Without consequences, Putin will continue extending his toxic reach
Prime Minister Theresa May of Britain declared an end to a mystery that was really no mystery. It was “highly likely,” May said Monday, that a former Russian spy and his daughter were poisoned in Salisbury, England, by Russian agents in an “indiscriminate and reckless” attack.
The attack on the former spy, Sergei Skripal, who worked for British intelligence, and his daughter Yulia, in which a police officer who responded was also poisoned, was no simple hit job. Like the 2006 murder of Alexander Litvinenko, another British informant, who was poisoned with radioactive polonium 210, the attack on Skripal was intended to be as horrific, frightening and public as possible. It clearly had the blessing of President Vladimir Putin, who had faced little pushback from Britain in the Litvinenko case.

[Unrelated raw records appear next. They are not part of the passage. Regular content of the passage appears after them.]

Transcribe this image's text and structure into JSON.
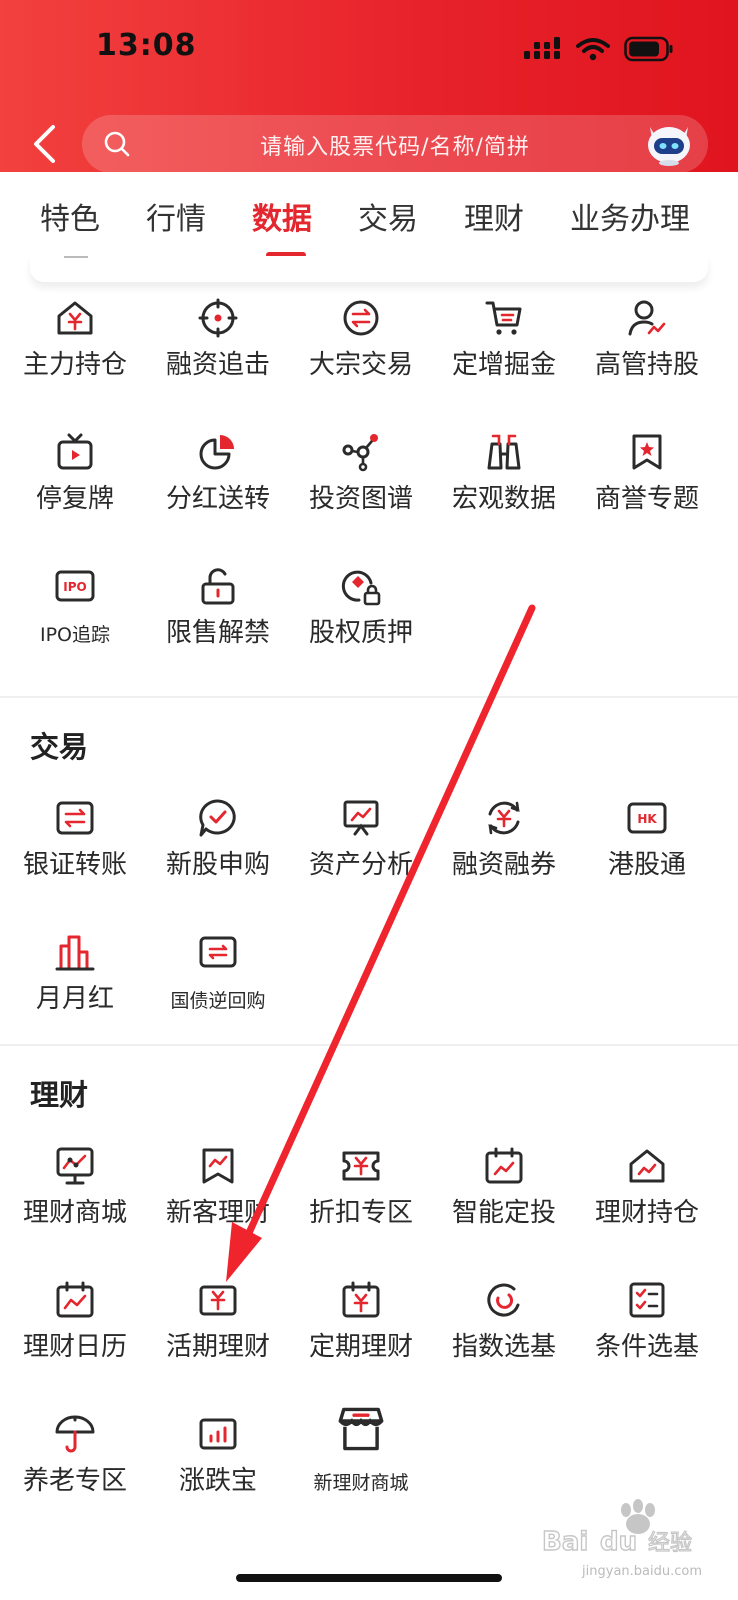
{
  "status_bar": {
    "time": "13:08"
  },
  "search": {
    "placeholder": "请输入股票代码/名称/简拼"
  },
  "tabs": [
    {
      "label": "特色"
    },
    {
      "label": "行情"
    },
    {
      "label": "数据",
      "active": true
    },
    {
      "label": "交易"
    },
    {
      "label": "理财"
    },
    {
      "label": "业务办理"
    }
  ],
  "sections": {
    "data": {
      "items": [
        {
          "label": "主力持仓",
          "icon": "house-yuan-icon"
        },
        {
          "label": "融资追击",
          "icon": "target-icon"
        },
        {
          "label": "大宗交易",
          "icon": "exchange-circle-icon"
        },
        {
          "label": "定增掘金",
          "icon": "cart-icon"
        },
        {
          "label": "高管持股",
          "icon": "person-chart-icon"
        },
        {
          "label": "停复牌",
          "icon": "tv-play-icon"
        },
        {
          "label": "分红送转",
          "icon": "pie-chart-icon"
        },
        {
          "label": "投资图谱",
          "icon": "network-icon"
        },
        {
          "label": "宏观数据",
          "icon": "binoculars-icon"
        },
        {
          "label": "商誉专题",
          "icon": "bookmark-star-icon"
        },
        {
          "label": "IPO追踪",
          "icon": "ipo-icon"
        },
        {
          "label": "限售解禁",
          "icon": "unlock-icon"
        },
        {
          "label": "股权质押",
          "icon": "coin-lock-icon"
        }
      ]
    },
    "trade": {
      "title": "交易",
      "items": [
        {
          "label": "银证转账",
          "icon": "transfer-icon"
        },
        {
          "label": "新股申购",
          "icon": "chat-check-icon"
        },
        {
          "label": "资产分析",
          "icon": "presentation-icon"
        },
        {
          "label": "融资融券",
          "icon": "yuan-cycle-icon"
        },
        {
          "label": "港股通",
          "icon": "hk-icon"
        },
        {
          "label": "月月红",
          "icon": "bar-building-icon"
        },
        {
          "label": "国债逆回购",
          "icon": "reverse-repo-icon"
        }
      ]
    },
    "finance": {
      "title": "理财",
      "items": [
        {
          "label": "理财商城",
          "icon": "monitor-chart-icon"
        },
        {
          "label": "新客理财",
          "icon": "bookmark-chart-icon"
        },
        {
          "label": "折扣专区",
          "icon": "ticket-yuan-icon"
        },
        {
          "label": "智能定投",
          "icon": "calendar-trend-icon"
        },
        {
          "label": "理财持仓",
          "icon": "house-chart-icon"
        },
        {
          "label": "理财日历",
          "icon": "calendar-chart-icon"
        },
        {
          "label": "活期理财",
          "icon": "yuan-card-icon"
        },
        {
          "label": "定期理财",
          "icon": "calendar-yuan-icon"
        },
        {
          "label": "指数选基",
          "icon": "swirl-icon"
        },
        {
          "label": "条件选基",
          "icon": "checklist-icon"
        },
        {
          "label": "养老专区",
          "icon": "umbrella-icon"
        },
        {
          "label": "涨跌宝",
          "icon": "small-bars-icon"
        },
        {
          "label": "新理财商城",
          "icon": "shop-icon"
        }
      ]
    }
  },
  "colors": {
    "brand_red": "#e4262e",
    "icon_dark": "#2b2b2b"
  },
  "watermark": {
    "text": "jingyan.baidu.com"
  }
}
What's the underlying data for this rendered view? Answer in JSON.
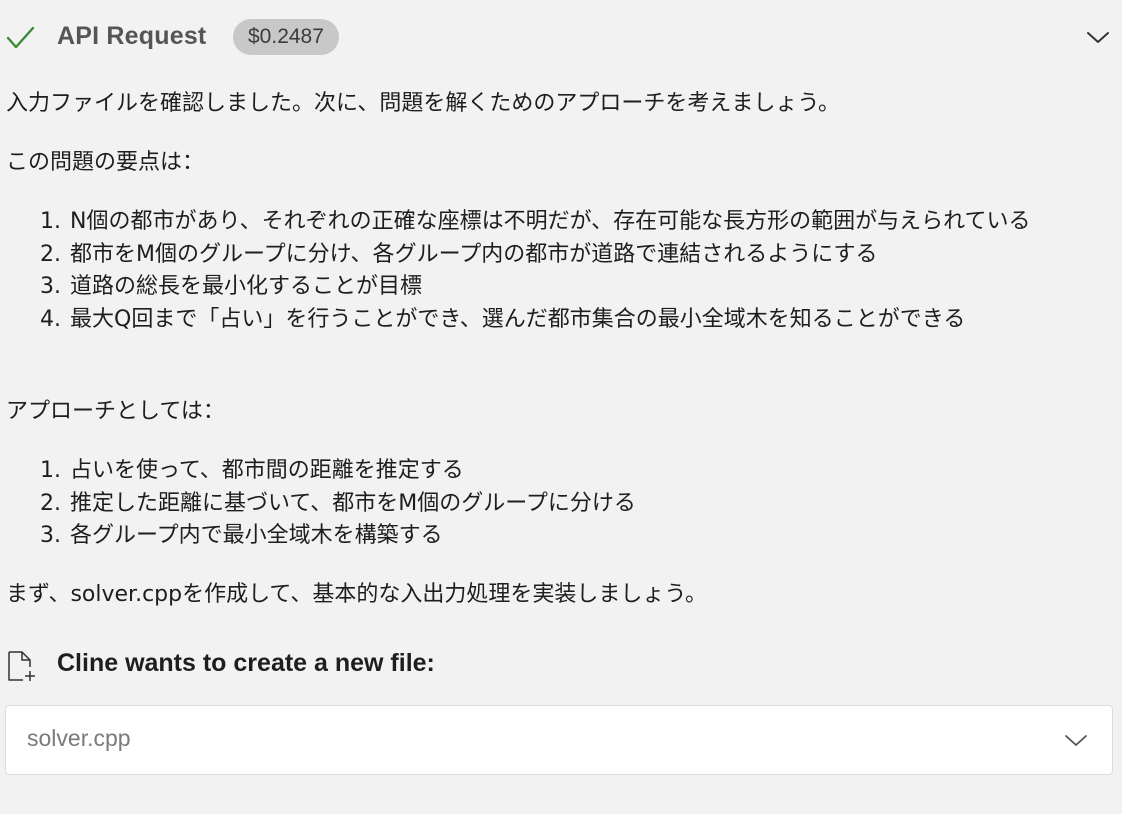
{
  "api_request": {
    "title": "API Request",
    "cost": "$0.2487",
    "status_icon": "check-icon",
    "expand_icon": "chevron-down-icon",
    "status_color": "#3a8a3a"
  },
  "message": {
    "intro": "入力ファイルを確認しました。次に、問題を解くためのアプローチを考えましょう。",
    "points_heading": "この問題の要点は：",
    "points": [
      {
        "num": "1.",
        "text": "N個の都市があり、それぞれの正確な座標は不明だが、存在可能な長方形の範囲が与えられている"
      },
      {
        "num": "2.",
        "text": "都市をM個のグループに分け、各グループ内の都市が道路で連結されるようにする"
      },
      {
        "num": "3.",
        "text": "道路の総長を最小化することが目標"
      },
      {
        "num": "4.",
        "text": "最大Q回まで「占い」を行うことができ、選んだ都市集合の最小全域木を知ることができる"
      }
    ],
    "approach_heading": "アプローチとしては：",
    "approach": [
      {
        "num": "1.",
        "text": "占いを使って、都市間の距離を推定する"
      },
      {
        "num": "2.",
        "text": "推定した距離に基づいて、都市をM個のグループに分ける"
      },
      {
        "num": "3.",
        "text": "各グループ内で最小全域木を構築する"
      }
    ],
    "first_step": "まず、solver.cppを作成して、基本的な入出力処理を実装しましょう。"
  },
  "create_file": {
    "label": "Cline wants to create a new file:",
    "icon": "file-plus-icon",
    "filename": "solver.cpp",
    "expand_icon": "chevron-down-icon"
  }
}
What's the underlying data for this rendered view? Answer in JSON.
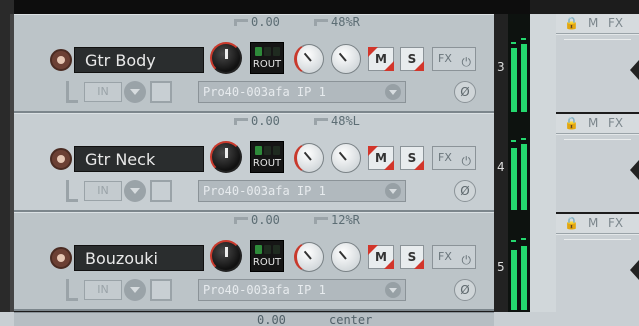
{
  "tracks": [
    {
      "name": "Gtr Body",
      "volume": "0.00",
      "pan": "48%R",
      "route": "ROUT",
      "mute": "M",
      "solo": "S",
      "fx": "FX",
      "in": "IN",
      "input": "Pro40-003afa IP 1",
      "number": "3",
      "phase": "Ø"
    },
    {
      "name": "Gtr Neck",
      "volume": "0.00",
      "pan": "48%L",
      "route": "ROUT",
      "mute": "M",
      "solo": "S",
      "fx": "FX",
      "in": "IN",
      "input": "Pro40-003afa IP 1",
      "number": "4",
      "phase": "Ø"
    },
    {
      "name": "Bouzouki",
      "volume": "0.00",
      "pan": "12%R",
      "route": "ROUT",
      "mute": "M",
      "solo": "S",
      "fx": "FX",
      "in": "IN",
      "input": "Pro40-003afa IP 1",
      "number": "5",
      "phase": "Ø"
    }
  ],
  "next_track": {
    "volume": "0.00",
    "pan": "center"
  },
  "lane_header": {
    "lock": "🔒",
    "mute": "M",
    "fx": "FX"
  },
  "colors": {
    "meter": "#24d86e",
    "record": "#6c4034",
    "accent_red": "#d2352a"
  }
}
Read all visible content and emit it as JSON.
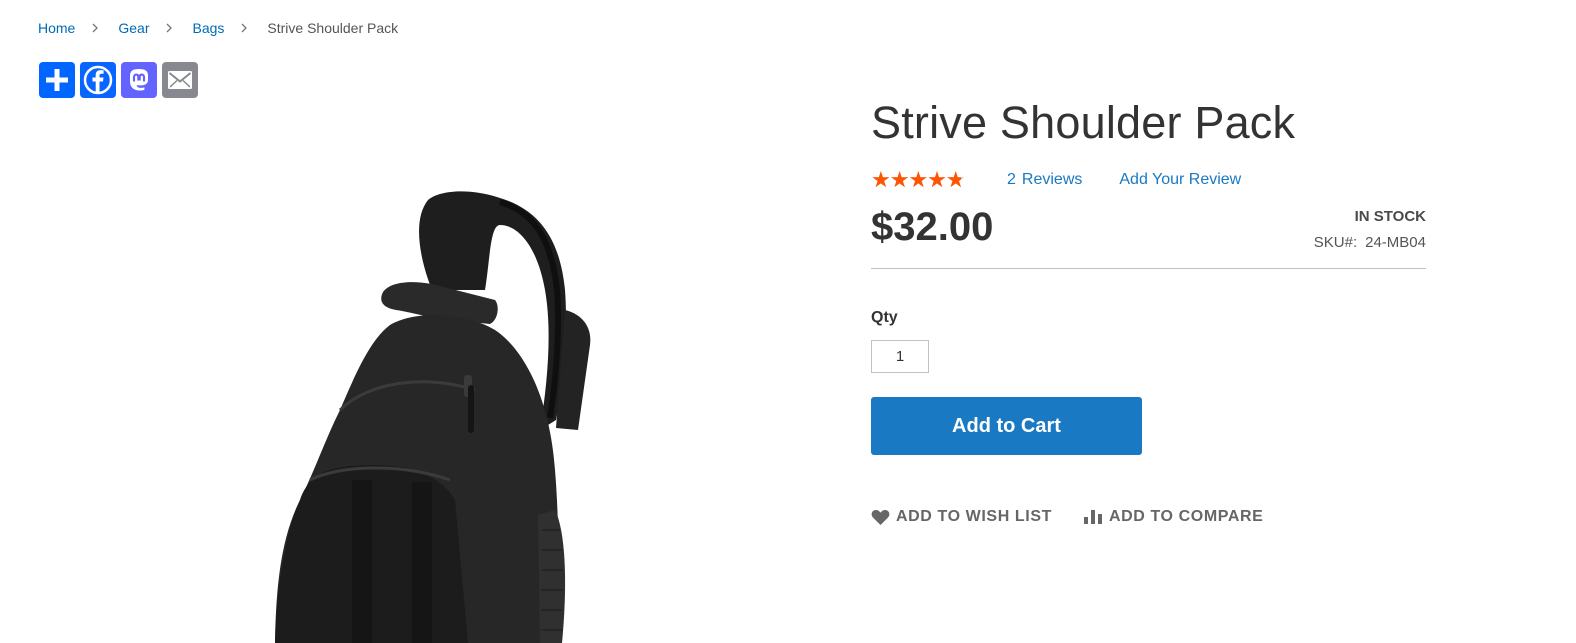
{
  "breadcrumb": {
    "items": [
      "Home",
      "Gear",
      "Bags"
    ],
    "current": "Strive Shoulder Pack"
  },
  "share": {
    "buttons": [
      {
        "icon": "share-plus-icon",
        "color": "#0166ff"
      },
      {
        "icon": "facebook-icon",
        "color": "#0866ff"
      },
      {
        "icon": "mastodon-icon",
        "color": "#6364ff"
      },
      {
        "icon": "email-icon",
        "color": "#888990"
      }
    ]
  },
  "product": {
    "title": "Strive Shoulder Pack",
    "rating_percent": 90,
    "review_count": "2",
    "reviews_label": "Reviews",
    "add_review_label": "Add Your Review",
    "price": "$32.00",
    "stock_status": "IN STOCK",
    "sku_label": "SKU#:",
    "sku_value": "24-MB04",
    "image_icon": "black-shoulder-backpack-image"
  },
  "cart": {
    "qty_label": "Qty",
    "qty_value": "1",
    "add_to_cart_label": "Add to Cart"
  },
  "actions": {
    "wishlist_label": "ADD TO WISH LIST",
    "wishlist_icon": "heart-icon",
    "compare_label": "ADD TO COMPARE",
    "compare_icon": "bar-chart-icon"
  },
  "colors": {
    "link": "#006bb4",
    "accent": "#1979c3",
    "star": "#ff5501",
    "text": "#333333"
  }
}
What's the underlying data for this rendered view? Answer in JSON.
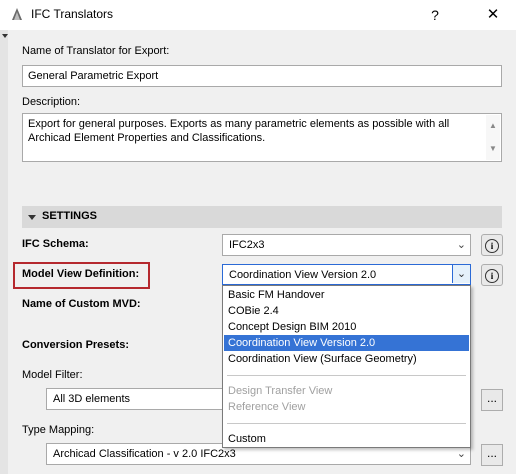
{
  "window": {
    "title": "IFC Translators",
    "help_label": "?",
    "close_label": "✕"
  },
  "form": {
    "name_label": "Name of Translator for Export:",
    "name_value": "General Parametric Export",
    "description_label": "Description:",
    "description_value": "Export for general purposes. Exports as many parametric elements as possible with all Archicad Element Properties and Classifications."
  },
  "settings": {
    "header": "SETTINGS",
    "ifc_schema_label": "IFC Schema:",
    "ifc_schema_value": "IFC2x3",
    "mvd_label": "Model View Definition:",
    "mvd_value": "Coordination View Version 2.0",
    "custom_mvd_label": "Name of Custom MVD:",
    "conversion_presets_label": "Conversion Presets:",
    "model_filter_label": "Model Filter:",
    "model_filter_value": "All 3D elements",
    "type_mapping_label": "Type Mapping:",
    "type_mapping_value": "Archicad Classification - v 2.0 IFC2x3",
    "ellipsis_label": "...",
    "info_label": "i"
  },
  "dropdown": {
    "options": [
      {
        "label": "Basic FM Handover",
        "state": "normal"
      },
      {
        "label": "COBie 2.4",
        "state": "normal"
      },
      {
        "label": "Concept Design BIM 2010",
        "state": "normal"
      },
      {
        "label": "Coordination View Version 2.0",
        "state": "selected"
      },
      {
        "label": "Coordination View (Surface Geometry)",
        "state": "normal"
      },
      {
        "label": "Design Transfer View",
        "state": "disabled"
      },
      {
        "label": "Reference View",
        "state": "disabled"
      },
      {
        "label": "Custom",
        "state": "normal"
      }
    ]
  },
  "colors": {
    "highlight_border": "#b5282e",
    "selected_option": "#3573d5",
    "focus_border": "#2b6ad6"
  }
}
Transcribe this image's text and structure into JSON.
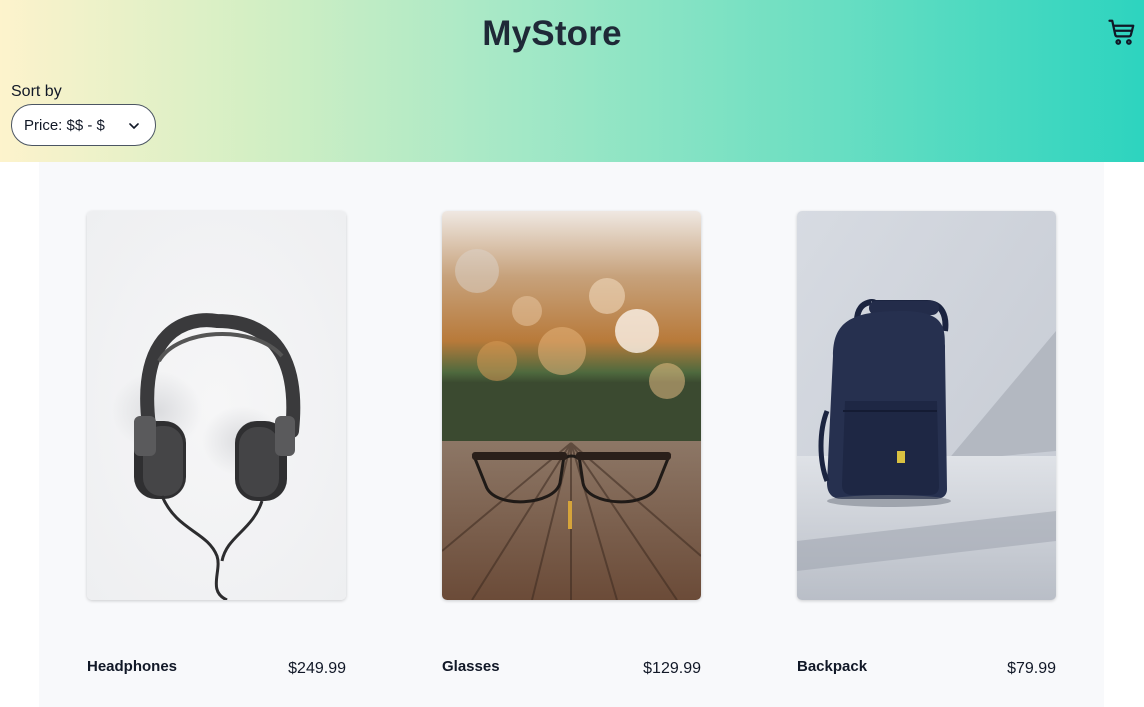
{
  "header": {
    "title": "MyStore",
    "cart_icon": "shopping-cart-icon"
  },
  "sort": {
    "label": "Sort by",
    "selected": "Price: $$ - $",
    "icon": "chevron-down-icon"
  },
  "products": [
    {
      "name": "Headphones",
      "price": "$249.99",
      "image": "headphones-photo"
    },
    {
      "name": "Glasses",
      "price": "$129.99",
      "image": "glasses-photo"
    },
    {
      "name": "Backpack",
      "price": "$79.99",
      "image": "backpack-photo"
    }
  ],
  "colors": {
    "gradient_start": "#fdf3cc",
    "gradient_end": "#2dd4bf",
    "content_bg": "#f8f9fb",
    "text": "#111827"
  }
}
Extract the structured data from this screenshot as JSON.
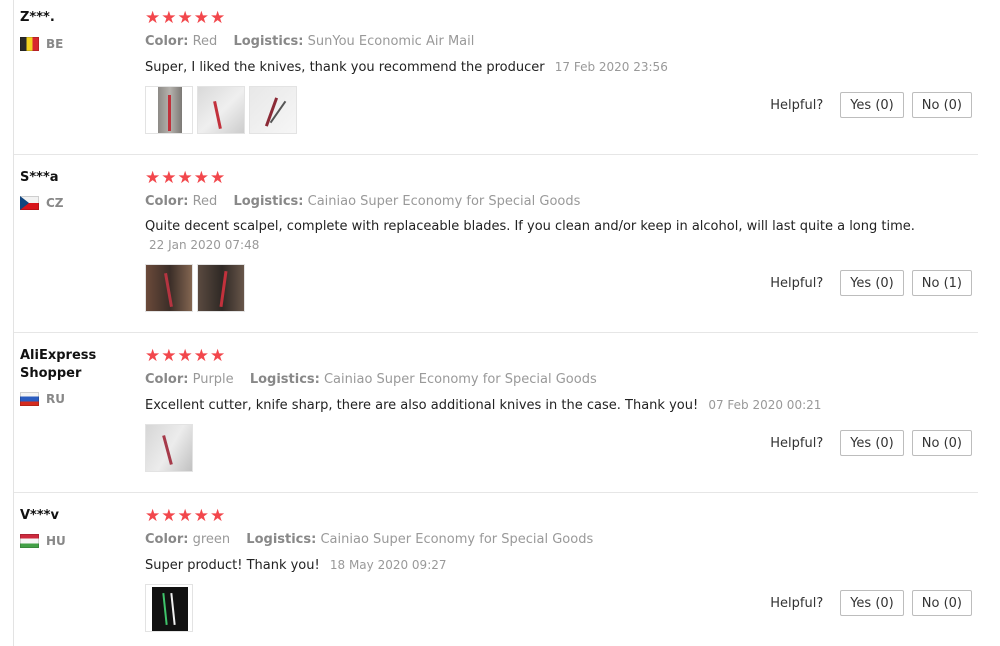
{
  "helpful_label": "Helpful?",
  "stars": [
    "★",
    "★",
    "★",
    "★",
    "★"
  ],
  "color_label": "Color:",
  "logistics_label": "Logistics:",
  "reviews": [
    {
      "user": "Z***.",
      "country": "BE",
      "color": "Red",
      "logistics": "SunYou Economic Air Mail",
      "text": "Super, I liked the knives, thank you recommend the producer",
      "date": "17 Feb 2020 23:56",
      "yes": "Yes (0)",
      "no": "No (0)"
    },
    {
      "user": "S***a",
      "country": "CZ",
      "color": "Red",
      "logistics": "Cainiao Super Economy for Special Goods",
      "text": "Quite decent scalpel, complete with replaceable blades. If you clean and/or keep in alcohol, will last quite a long time.",
      "date": "22 Jan 2020 07:48",
      "yes": "Yes (0)",
      "no": "No (1)"
    },
    {
      "user": "AliExpress Shopper",
      "country": "RU",
      "color": "Purple",
      "logistics": "Cainiao Super Economy for Special Goods",
      "text": "Excellent cutter, knife sharp, there are also additional knives in the case. Thank you!",
      "date": "07 Feb 2020 00:21",
      "yes": "Yes (0)",
      "no": "No (0)"
    },
    {
      "user": "V***v",
      "country": "HU",
      "color": "green",
      "logistics": "Cainiao Super Economy for Special Goods",
      "text": "Super product! Thank you!",
      "date": "18 May 2020 09:27",
      "yes": "Yes (0)",
      "no": "No (0)"
    }
  ],
  "colors": {
    "star": "#f2474c",
    "divider": "#e6e6e6"
  }
}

The blame has been made clearer this time and this attack on a NATO ally needs a powerful response both from that organization and, perhaps more important, by the United States.
Putin has faced little backlash for actions even bolder than the gruesome intrigues in Britain, like the attacks by Russian forces in Ukraine and Syria. With growing support from autocratic forces in Europe, he must not be emboldened to think he will be unchecked. While President Donald Trump has allowed Putin a free hand to meddle in American politics, he cannot ignore yet another attempted murder of a Putin foe on allied soil. The administration needs to enforce sanctions Congress has passed and press NATO to do more, perhaps banning travel by Putin cronies and enacting other restrictions on business activities.
But while Sarah Huckabee Sanders, the White House press secretary, said the administration was “standing with our U.K. ally,” she would not say whether it thought Russia was responsible for the attack.
The Russians knew that the British would identify the nerve agent, leaving no doubt who was behind the killing. That makes Putin’s typically cynical treatment of the killing doubly outrageous. When the British “sort out” the killing, he said nonchalantly, then he will comment on it. At the same time his top propagandist on state television, Dmitry Kiselyov, was feeding the outlandish story that Britain poisoned Skripal to create a pretext for boycotting the 2018 World Cup tournament in Russia. Why would Russia bother to go after a double agent of no use to either side, Kiselyov sarcastically wondered?
Not to silence him, presumably, because the Russians themselves had released him to Britain in 2010 in a swap for a network of sleeper agents rounded up in the United States. The likely answer was provided by Putin himself a few months after Skripal was traded to the West. Asked during his annual give-and-take with reporters in 2010 how he would treat treason, Putin, a former KGB agent, replied: “Traitors will kick the bucket, trust me. These people betrayed their friends, their brothers in arms. Whatever they got in exchange for it, those 30 pieces of silver they were given, they will choke on them.”
May demanded that Russia immediately provide complete disclosure of the Novichok gas program to the Organization on the Prohibition of Chemical Weapons. Then she said the government was drawing up a full range of retaliatory options.
These could range from expelling some Russian diplomats, as Britain did after Litvinenko’s poisoning in 2006, to stronger sanctions. The trouble is that Russia probably doesn’t much worry about diplomatic expulsions, and British sanctions would add little to the broad range of Western sanctions already in place over the annexation of Crimea.
Yet if Russia’s message is that no “traitor” is safe anywhere, it should be in the interest of every nation to send an indelible message to Putin that he cannot deploy his weapons of war anywhere he wants.